The tropics receive the lion’s share of incoming solar radiation and are the primary heat reservoir for the Earth's climate; heat export from the tropics via the ocean and atmosphere is a fundamental component of global climate dynamics. The warm tropics also fuel the global hydrologic cycle. The changes that occur in the modern tropics on interannual times scales have a tremendous impact on global climate, i.e., ENSO and a significant body of research suggests that global teleconnections would be strong on all time scales.  Hence, a better understanding of the character and the causes of tropical climate variability as well as their possible global teleconnections are key issues for global climate research.  Our group studies changes in tropical climate that have occurred in the past and seek to understand what they mean for modern observed changes as well as anticipated changes in the future.

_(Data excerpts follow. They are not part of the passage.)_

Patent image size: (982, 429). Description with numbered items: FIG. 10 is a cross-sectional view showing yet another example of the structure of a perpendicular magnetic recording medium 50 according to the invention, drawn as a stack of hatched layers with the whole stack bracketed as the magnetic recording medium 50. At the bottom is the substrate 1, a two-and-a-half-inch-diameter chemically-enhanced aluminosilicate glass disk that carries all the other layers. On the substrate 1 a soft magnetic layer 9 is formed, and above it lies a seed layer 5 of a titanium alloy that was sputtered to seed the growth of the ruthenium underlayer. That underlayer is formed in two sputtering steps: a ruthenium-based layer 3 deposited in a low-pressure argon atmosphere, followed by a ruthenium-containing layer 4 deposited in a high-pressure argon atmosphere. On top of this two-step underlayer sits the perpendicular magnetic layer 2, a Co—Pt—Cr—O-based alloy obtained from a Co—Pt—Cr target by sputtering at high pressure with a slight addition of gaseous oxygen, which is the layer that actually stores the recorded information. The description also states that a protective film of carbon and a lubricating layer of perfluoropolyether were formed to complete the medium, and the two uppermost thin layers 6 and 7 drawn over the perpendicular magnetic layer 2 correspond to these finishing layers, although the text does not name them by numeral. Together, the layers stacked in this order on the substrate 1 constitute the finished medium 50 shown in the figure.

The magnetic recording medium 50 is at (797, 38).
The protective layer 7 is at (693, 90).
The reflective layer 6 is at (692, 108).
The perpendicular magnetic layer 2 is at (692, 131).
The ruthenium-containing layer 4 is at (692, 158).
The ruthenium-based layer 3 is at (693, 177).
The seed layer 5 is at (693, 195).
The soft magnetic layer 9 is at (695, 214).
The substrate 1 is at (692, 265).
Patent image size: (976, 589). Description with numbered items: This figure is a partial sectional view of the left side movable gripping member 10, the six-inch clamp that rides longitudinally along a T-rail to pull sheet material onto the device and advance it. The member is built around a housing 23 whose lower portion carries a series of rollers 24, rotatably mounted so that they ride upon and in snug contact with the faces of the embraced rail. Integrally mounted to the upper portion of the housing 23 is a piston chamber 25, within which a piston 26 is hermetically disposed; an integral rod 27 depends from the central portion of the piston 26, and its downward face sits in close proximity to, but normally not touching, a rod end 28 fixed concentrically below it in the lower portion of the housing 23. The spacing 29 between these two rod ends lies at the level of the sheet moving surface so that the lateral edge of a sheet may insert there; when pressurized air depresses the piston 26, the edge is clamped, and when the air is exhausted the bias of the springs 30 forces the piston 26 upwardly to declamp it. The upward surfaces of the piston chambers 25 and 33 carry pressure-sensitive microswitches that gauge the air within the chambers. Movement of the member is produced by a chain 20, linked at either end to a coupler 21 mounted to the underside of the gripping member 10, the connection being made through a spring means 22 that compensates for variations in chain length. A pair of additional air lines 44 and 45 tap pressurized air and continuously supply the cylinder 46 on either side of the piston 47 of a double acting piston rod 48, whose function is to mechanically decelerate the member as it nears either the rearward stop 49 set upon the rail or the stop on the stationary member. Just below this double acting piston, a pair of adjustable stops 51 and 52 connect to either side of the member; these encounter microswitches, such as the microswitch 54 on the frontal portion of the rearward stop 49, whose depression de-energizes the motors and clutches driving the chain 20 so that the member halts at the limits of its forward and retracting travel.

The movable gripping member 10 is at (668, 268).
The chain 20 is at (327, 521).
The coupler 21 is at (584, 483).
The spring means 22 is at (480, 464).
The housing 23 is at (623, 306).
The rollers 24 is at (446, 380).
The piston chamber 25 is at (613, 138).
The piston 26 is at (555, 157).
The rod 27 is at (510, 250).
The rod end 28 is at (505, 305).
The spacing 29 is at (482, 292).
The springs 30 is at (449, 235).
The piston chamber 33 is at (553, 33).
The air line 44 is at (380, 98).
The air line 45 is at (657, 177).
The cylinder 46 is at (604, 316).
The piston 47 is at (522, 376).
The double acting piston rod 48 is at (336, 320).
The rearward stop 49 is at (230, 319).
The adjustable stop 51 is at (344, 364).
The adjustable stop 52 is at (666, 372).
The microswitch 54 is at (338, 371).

In our research, we ask such questions as:

  • Is there evidence for tropical temperatures as warm as today during times in the recent past, such as the “Medieval warm period”, the Holocene “climatic optimum”, and warm interglacials (Marine Isotope Stages 5 and 11)?
  • How cold were the tropics during key time intervals such as the Little Ice Age, the Younger Dryas, and the Last Glacial Maximum?
  • How did tropical temperatures and the hydrologic cycle change in the past, from tectonic to glacial-interglacial to abrupt time scales, and what are the linkages to extra-tropical climate?
  • What was the response of the Asian monsoons, the Intertropical Convergence Zone, and other aspects of the tropical hydrological cycle to changing insolation?
  • Have there been large changes in the amplitude and frequency of tropical interannual variability (e.g. ENSO) on decadal, millennial and orbital times scales?
  • How will the coupled ocean-atmosphere system in the tropics respond to future natural and anthropogenic forcings?

To address these and related questions, we use a variety of proxies preserved in archives as diverse as sediment cores, speleothems, and corals, as well as global circulation model output for sensitivity studies and data-model comparison.